KPK Ingatkan Kemenperin Risiko Tata Kelola Investasi Rp6,74 Triliun
KPK Ingatkan Kemenperin Risiko Tata Kelola Investasi Rp6,74 Triliun

KPK Ingatkan Kemenperin Risiko Tata Kelola Investasi Rp6,74 Triliun

LintasWarganet.com – 04 April 2026 | Komisi Pemberantasan Korupsi (KPK) memberikan peringatan resmi kepada Kementerian Perindustrian (Kemenperin) terkait potensi risiko tata kelola dalam realisasi investasi industri senilai Rp6,74 triliun. Investasi tersebut tersebar di 175 kawasan industri di seluruh Indonesia.

KPK menilai bahwa besaran dana yang sangat besar meningkatkan kerentanan terhadap praktik korupsi, kolusi, dan nepotisme jika tidak diikuti dengan mekanisme pengawasan yang ketat. Beberapa poin utama yang ditekankan KPK antara lain:

  • Kurangnya transparansi dalam proses perizinan dan alokasi dana.
  • Pengadaan barang dan jasa yang tidak melalui prosedur lelang terbuka.
  • Pengawasan proyek yang lemah, sehingga sulit memantau pencapaian target investasi.
  • Pengendalian internal yang belum memadai untuk mengidentifikasi penyimpangan.

Kemenperin diminta untuk melakukan evaluasi menyeluruh terhadap prosedur tata kelola, termasuk memperkuat sistem audit internal, meningkatkan keterbukaan data kepada publik, serta menegakkan sanksi tegas bagi pihak yang terbukti melanggar.

Jika tidak ada perbaikan signifikan, KPK berpotensi mengajukan rekomendasi penindakan administratif atau bahkan penyelidikan lebih lanjut. Pemerintah menegaskan komitmen untuk memastikan bahwa investasi besar tersebut dapat berkontribusi pada pertumbuhan ekonomi tanpa menimbulkan kerugian negara.

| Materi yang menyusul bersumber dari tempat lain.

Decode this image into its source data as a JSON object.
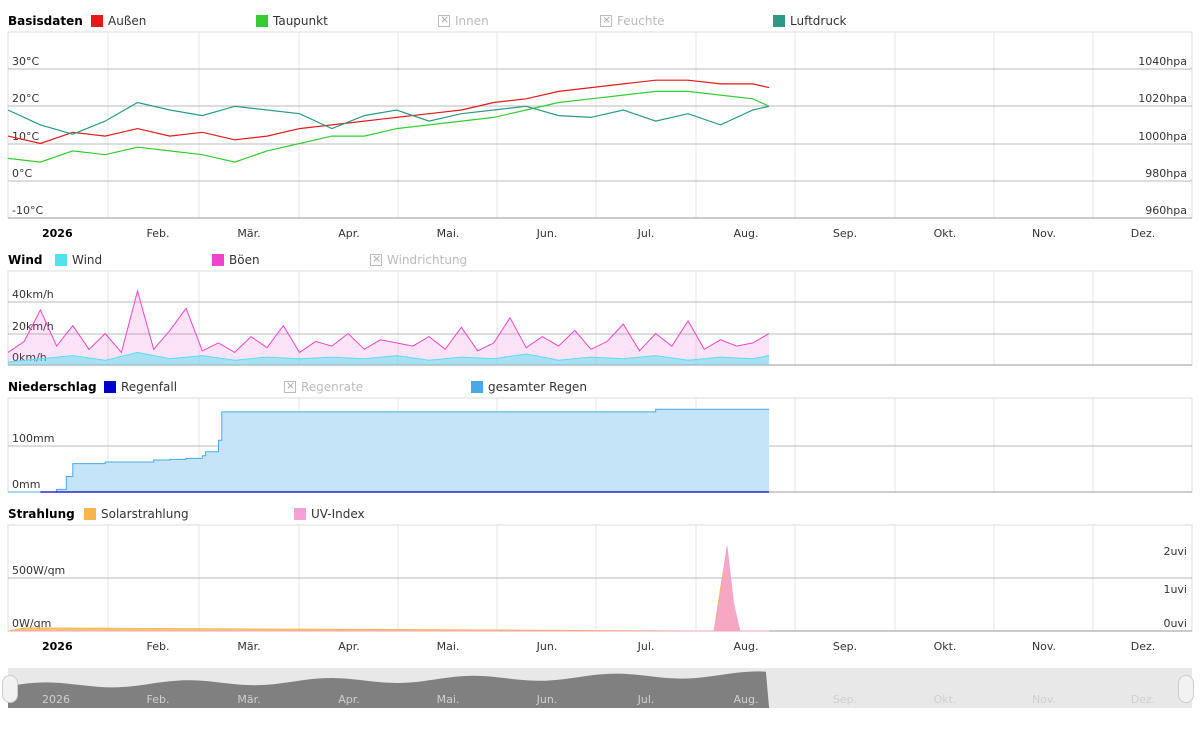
{
  "chart_data": [
    {
      "type": "line",
      "title": "Basisdaten",
      "legend": [
        {
          "name": "Außen",
          "color": "#e3191c",
          "enabled": true
        },
        {
          "name": "Taupunkt",
          "color": "#33cc33",
          "enabled": true
        },
        {
          "name": "Innen",
          "color": "#bbbbbb",
          "enabled": false
        },
        {
          "name": "Feuchte",
          "color": "#bbbbbb",
          "enabled": false
        },
        {
          "name": "Luftdruck",
          "color": "#2a9a87",
          "enabled": true
        }
      ],
      "y_left": {
        "ticks": [
          "30°C",
          "20°C",
          "10°C",
          "0°C",
          "-10°C"
        ],
        "range": [
          -10,
          30
        ]
      },
      "y_right": {
        "ticks": [
          "1040hpa",
          "1020hpa",
          "1000hpa",
          "980hpa",
          "960hpa"
        ],
        "range": [
          960,
          1040
        ]
      },
      "series": [
        {
          "name": "Außen",
          "color": "#e3191c",
          "x": [
            0,
            10,
            20,
            30,
            40,
            50,
            60,
            70,
            80,
            90,
            100,
            110,
            120,
            130,
            140,
            150,
            160,
            170,
            180,
            190,
            200,
            210,
            220,
            230,
            235
          ],
          "y": [
            12,
            10,
            13,
            12,
            14,
            12,
            13,
            11,
            12,
            14,
            15,
            16,
            17,
            18,
            19,
            21,
            22,
            24,
            25,
            26,
            27,
            27,
            26,
            26,
            25
          ]
        },
        {
          "name": "Taupunkt",
          "color": "#33cc33",
          "x": [
            0,
            10,
            20,
            30,
            40,
            50,
            60,
            70,
            80,
            90,
            100,
            110,
            120,
            130,
            140,
            150,
            160,
            170,
            180,
            190,
            200,
            210,
            220,
            230,
            235
          ],
          "y": [
            6,
            5,
            8,
            7,
            9,
            8,
            7,
            5,
            8,
            10,
            12,
            12,
            14,
            15,
            16,
            17,
            19,
            21,
            22,
            23,
            24,
            24,
            23,
            22,
            20
          ]
        },
        {
          "name": "Luftdruck",
          "color": "#2a9a87",
          "x": [
            0,
            10,
            20,
            30,
            40,
            50,
            60,
            70,
            80,
            90,
            100,
            110,
            120,
            130,
            140,
            150,
            160,
            170,
            180,
            190,
            200,
            210,
            220,
            230,
            235
          ],
          "y": [
            1018,
            1010,
            1005,
            1012,
            1022,
            1018,
            1015,
            1020,
            1018,
            1016,
            1008,
            1015,
            1018,
            1012,
            1016,
            1018,
            1020,
            1015,
            1014,
            1018,
            1012,
            1016,
            1010,
            1018,
            1020
          ]
        }
      ]
    },
    {
      "type": "area",
      "title": "Wind",
      "legend": [
        {
          "name": "Wind",
          "color": "#55e0f0",
          "enabled": true
        },
        {
          "name": "Böen",
          "color": "#ee44cc",
          "enabled": true
        },
        {
          "name": "Windrichtung",
          "color": "#bbbbbb",
          "enabled": false
        }
      ],
      "y_left": {
        "ticks": [
          "40km/h",
          "20km/h",
          "0km/h"
        ],
        "range": [
          0,
          40
        ]
      },
      "series": [
        {
          "name": "Böen",
          "color": "#ee44cc",
          "x": [
            0,
            5,
            10,
            15,
            20,
            25,
            30,
            35,
            40,
            45,
            50,
            55,
            60,
            65,
            70,
            75,
            80,
            85,
            90,
            95,
            100,
            105,
            110,
            115,
            120,
            125,
            130,
            135,
            140,
            145,
            150,
            155,
            160,
            165,
            170,
            175,
            180,
            185,
            190,
            195,
            200,
            205,
            210,
            215,
            220,
            225,
            230,
            235
          ],
          "y": [
            8,
            15,
            35,
            12,
            25,
            10,
            20,
            8,
            47,
            10,
            22,
            36,
            9,
            14,
            8,
            18,
            11,
            25,
            8,
            15,
            12,
            20,
            10,
            16,
            14,
            12,
            18,
            10,
            24,
            9,
            14,
            30,
            11,
            18,
            12,
            22,
            10,
            15,
            26,
            9,
            20,
            12,
            28,
            10,
            16,
            12,
            14,
            20
          ]
        },
        {
          "name": "Wind",
          "color": "#55e0f0",
          "x": [
            0,
            10,
            20,
            30,
            40,
            50,
            60,
            70,
            80,
            90,
            100,
            110,
            120,
            130,
            140,
            150,
            160,
            170,
            180,
            190,
            200,
            210,
            220,
            230,
            235
          ],
          "y": [
            2,
            4,
            6,
            3,
            8,
            4,
            6,
            3,
            5,
            4,
            5,
            4,
            6,
            3,
            5,
            4,
            7,
            3,
            5,
            4,
            6,
            3,
            5,
            4,
            6
          ]
        }
      ]
    },
    {
      "type": "area",
      "title": "Niederschlag",
      "legend": [
        {
          "name": "Regenfall",
          "color": "#0000cc",
          "enabled": true
        },
        {
          "name": "Regenrate",
          "color": "#bbbbbb",
          "enabled": false
        },
        {
          "name": "gesamter Regen",
          "color": "#4aa8e8",
          "enabled": true
        }
      ],
      "y_left": {
        "ticks": [
          "100mm",
          "0mm"
        ],
        "range": [
          0,
          180
        ]
      },
      "series": [
        {
          "name": "gesamter Regen",
          "color": "#4aa8e8",
          "x": [
            0,
            10,
            15,
            18,
            20,
            30,
            45,
            50,
            55,
            60,
            61,
            65,
            66,
            200,
            205,
            235
          ],
          "y": [
            0,
            0,
            5,
            30,
            55,
            58,
            62,
            63,
            65,
            70,
            78,
            100,
            155,
            160,
            160,
            160
          ]
        }
      ]
    },
    {
      "type": "area",
      "title": "Strahlung",
      "legend": [
        {
          "name": "Solarstrahlung",
          "color": "#f5b54a",
          "enabled": true
        },
        {
          "name": "UV-Index",
          "color": "#f5a0d8",
          "enabled": true
        }
      ],
      "y_left": {
        "ticks": [
          "500W/qm",
          "0W/qm"
        ],
        "range": [
          0,
          1000
        ]
      },
      "y_right": {
        "ticks": [
          "2uvi",
          "1uvi",
          "0uvi"
        ],
        "range": [
          0,
          3
        ]
      },
      "series": [
        {
          "name": "Solarstrahlung",
          "color": "#f5b54a",
          "x": [
            0,
            5,
            218,
            220,
            222,
            224,
            226,
            235
          ],
          "y": [
            0,
            30,
            0,
            400,
            780,
            200,
            0,
            0
          ]
        },
        {
          "name": "UV-Index",
          "color": "#f5a0d8",
          "x": [
            0,
            218,
            220,
            222,
            224,
            226,
            235
          ],
          "y": [
            0,
            0,
            1.0,
            2.4,
            0.8,
            0,
            0
          ]
        }
      ]
    }
  ],
  "x_axis": {
    "year": "2026",
    "months": [
      "Feb.",
      "Mär.",
      "Apr.",
      "Mai.",
      "Jun.",
      "Jul.",
      "Aug.",
      "Sep.",
      "Okt.",
      "Nov.",
      "Dez."
    ]
  }
}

Reaksi Kemenperin menyatakan bahwa kementerian akan meninjau temuan KPK dan berkoordinasi dengan unit pengawasan internal serta auditor independen untuk menutup celah‑celah yang ada. Langkah ini diharapkan dapat meningkatkan kepercayaan investor dan publik terhadap pengelolaan dana industri nasional.